Post by Russell Shaw
I don't know how stsf handles exotic scripts (still learning stuff like that myself).
My threshold of what's "exotic" seems to be much higher than most
people's by the way.
Post by Russell Shaw
The other way is to use freetype2 and Xrender. This will also be quite compact in size,
but you'll have to add all the glyph formatting scripts for different
languages if required.
Xrender is unfortunately very slow, and for my present needs (a
terminal emulator) truetype/opentype is really not feasible. You
simply can't get good 8x16 glyphs out of an outline font... and if
you're just going to have bitmap why bother with the whole big
truetype framework?
Post by Russell Shaw
STSF is designed for pluggable rendering engines without needing to recompile X iirc.
It would be better if it didn't even need pluggable engines, just some
simple tables or interpreted bytecode. Honestly I wouldn't feel very
comfortable loading new script modules written by m17n coders into the
X server to run as root, given the quality of code I've seen from this
scene in the past.

Rich
Russell Shaw
2006-08-03 17:46:29 UTC
Permalink
Post by Rich Felker
Post by Russell Shaw
... snip long stuff
I agree on the total crappiness of current "mainstream" GUI implementations.
Thanks. It's refreshing to have some support from the non-bloat crowd
in m17n issues. Usually there's the standard dichotomy where
bloat==m17n and lean==latin1...
Post by Russell Shaw
A decent X GUI application should run blazingly fast on a 66MHz 486, and only
be a few tens of kB in size. I'd love to have X apps run well on old laptops
with 4MB video ram.
For anyone laughing at your 486, remember: if your text rendering
system takes 300 mhz for responsive realtime rendering, that's 300 mhz
lost that could be spent on real processing. For instance (since I
come from MPlayer I'll use a video example) decoding the movie rather
than rendering the subtitles.
Post by Russell Shaw
When "they" say core X fonts are deprecated, "they" do not represent anyone but
their own agendas.
http://www.unifont.org/iuc27/html/img21.html
Still, I think it is correct to say that the X core font system is
deprecated, or at least the traditional use of it where fonts are
encoded in character sets is deprecated. The only way I see for using
it efficiently is to split a font into many glyphsets using
fontspecific encoding, then access the glyphsets you need and
translate test to glyphs before passing it to X. The problem is that
this translation is fontspecific and the font is serverside while the
information is needed clientside..
One possible approach I've considered is having the client application
provide an X font server to serve its own fonts, the sole purpose
being to allow them to be cached on the server side. The same thing
can be done with serverside bitmaps/pixmaps however and it's probably
less disgusting that way.
If the X font system had some extra features added, server-side fonts
would probably be ok.

All that's needed is extra protocols for loading extra font info from the
server to the client on an as-needed per-glyph basis. All the details
required of a font need to be included, such as bezier curve coefficients
or bitmaps, kerning tables, bounding boxes, horizontal/vertical bearing and
advance etc. Unlike the current setup, it wouldn't load a whole font file
in one go.

I still haven't made up my mind if server-side fonts are really needed.
They'd be needed for users running X clients on a remote machine they
don't have an account on, but want to be able to set their own fonts.

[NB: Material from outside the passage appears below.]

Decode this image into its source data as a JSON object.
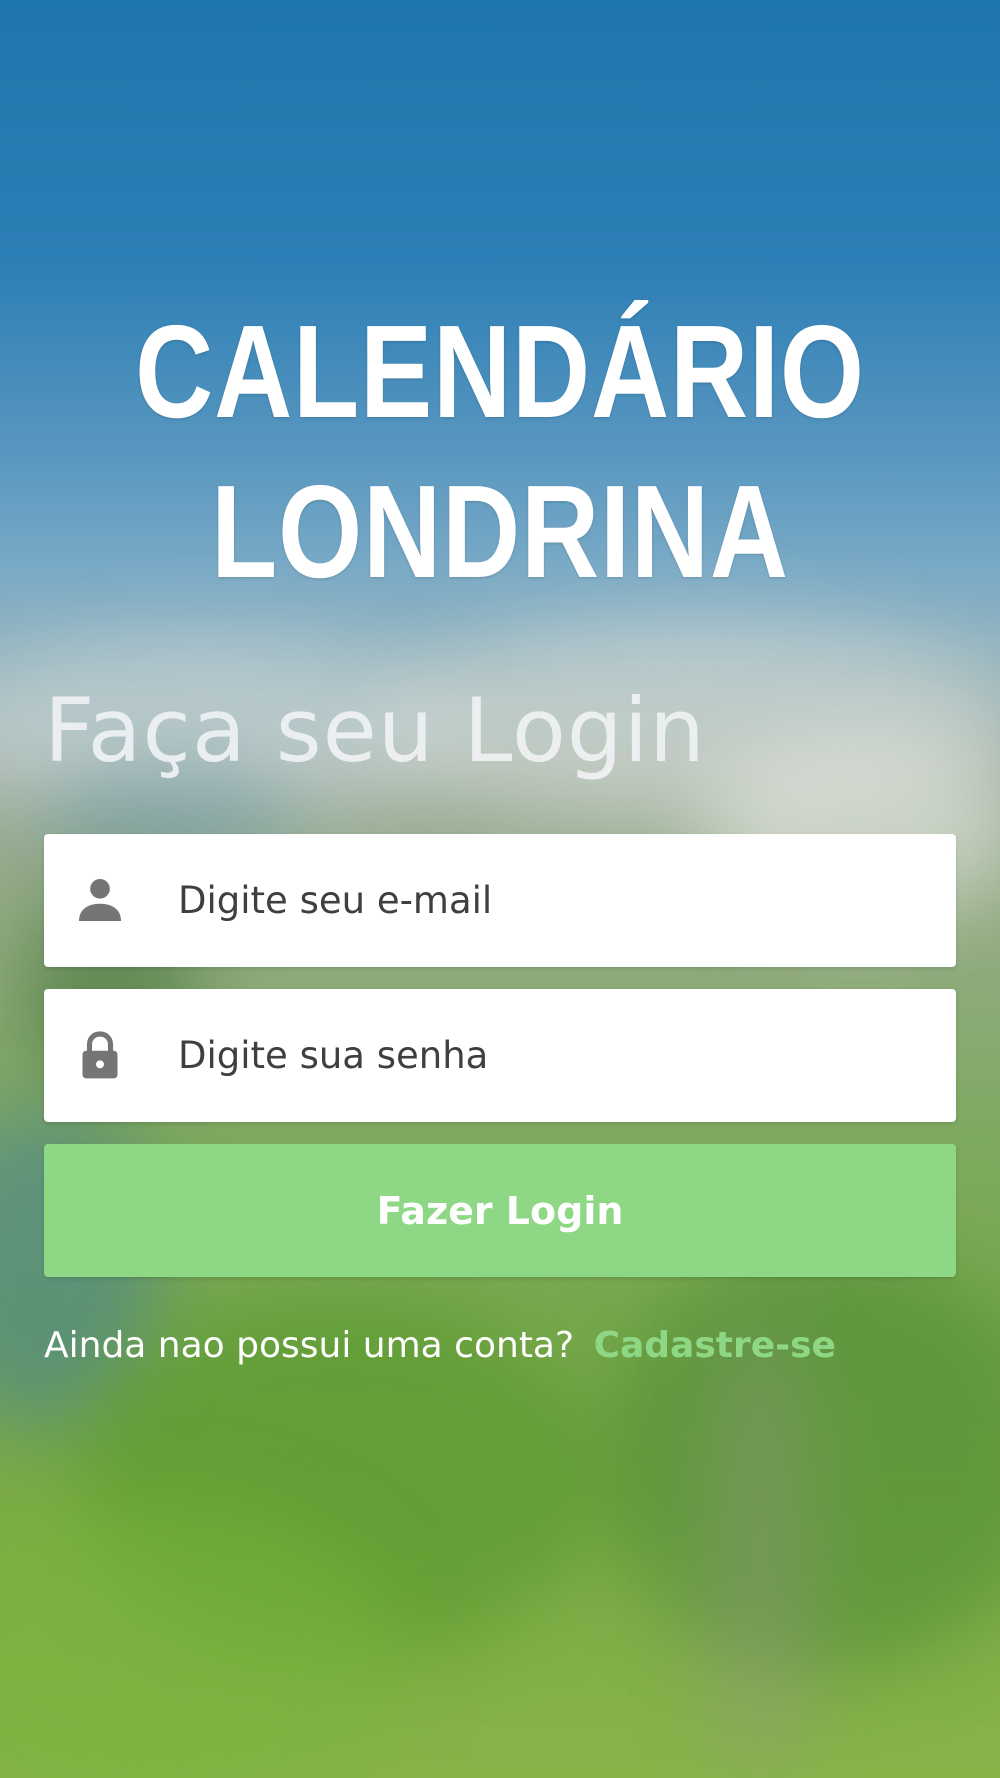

It is somewhat appealing to have the X server be more of a dumb rastering
device that doesn't even have draw_line() or draw_text() functions, but
just draws primitive objects such as polygons, with all the intelligent
drawing done in the client libraries. Something more efficient than polygons
is needed, to avoid large amounts of network traffic.
Post by Rich Felker
Post by Russell Shaw
You might like to know that STSF (http://stsf.sourceforge.net/about.html) has
been unmaintained for a couple of years, but is being resurrected with a recent
patch or two. It does server-side rendering and unicode.
I am interested although I think it's both outside the scope of and
unusable for what I'm doing right now. A character-cell font system
needs to work in cells, not entire lines/words/strings. This is needed
both for efficient update and for making sure the positions are
correct. Also I need support for non-X devices.
HOWEVER: since uuterm's display handling is modular and can easily be
swapped for another implementation, I would be interested in having an
STSF-based display module for it in the future.
Post by Russell Shaw
I don't know how stsf handles exotic scripts (still learning stuff like that myself).
My threshold of what's "exotic" seems to be much higher than most
people's by the way.
Post by Russell Shaw
The other way is to use freetype2 and Xrender. This will also be quite
compact in size, but you'll have to add all the glyph formatting scripts
for different languages if required.
Xrender is unfortunately very slow, and for my present needs (a
terminal emulator) truetype/opentype is really not feasible. You
simply can't get good 8x16 glyphs out of an outline font... and if
you're just going to have bitmap why bother with the whole big
truetype framework?
Xrender can be very slow when it used for things it is unsuited for.
This includes anything with curves such as circles or arcs. Tons of
polygons are needed to get a smooth edge. You need higher order primitives
without flat edges if you don't want to flood your network with small flat-edged
polygons.

Xrender can hold lists of bitmap glyphs in the server, which means you just send
a glyph index and x/y coordinate to render one. I think that's quite fast. You'd
easily get the impression that Xrender is very slow from the typical bloated and
slow apps that use/abuse it for eye candy.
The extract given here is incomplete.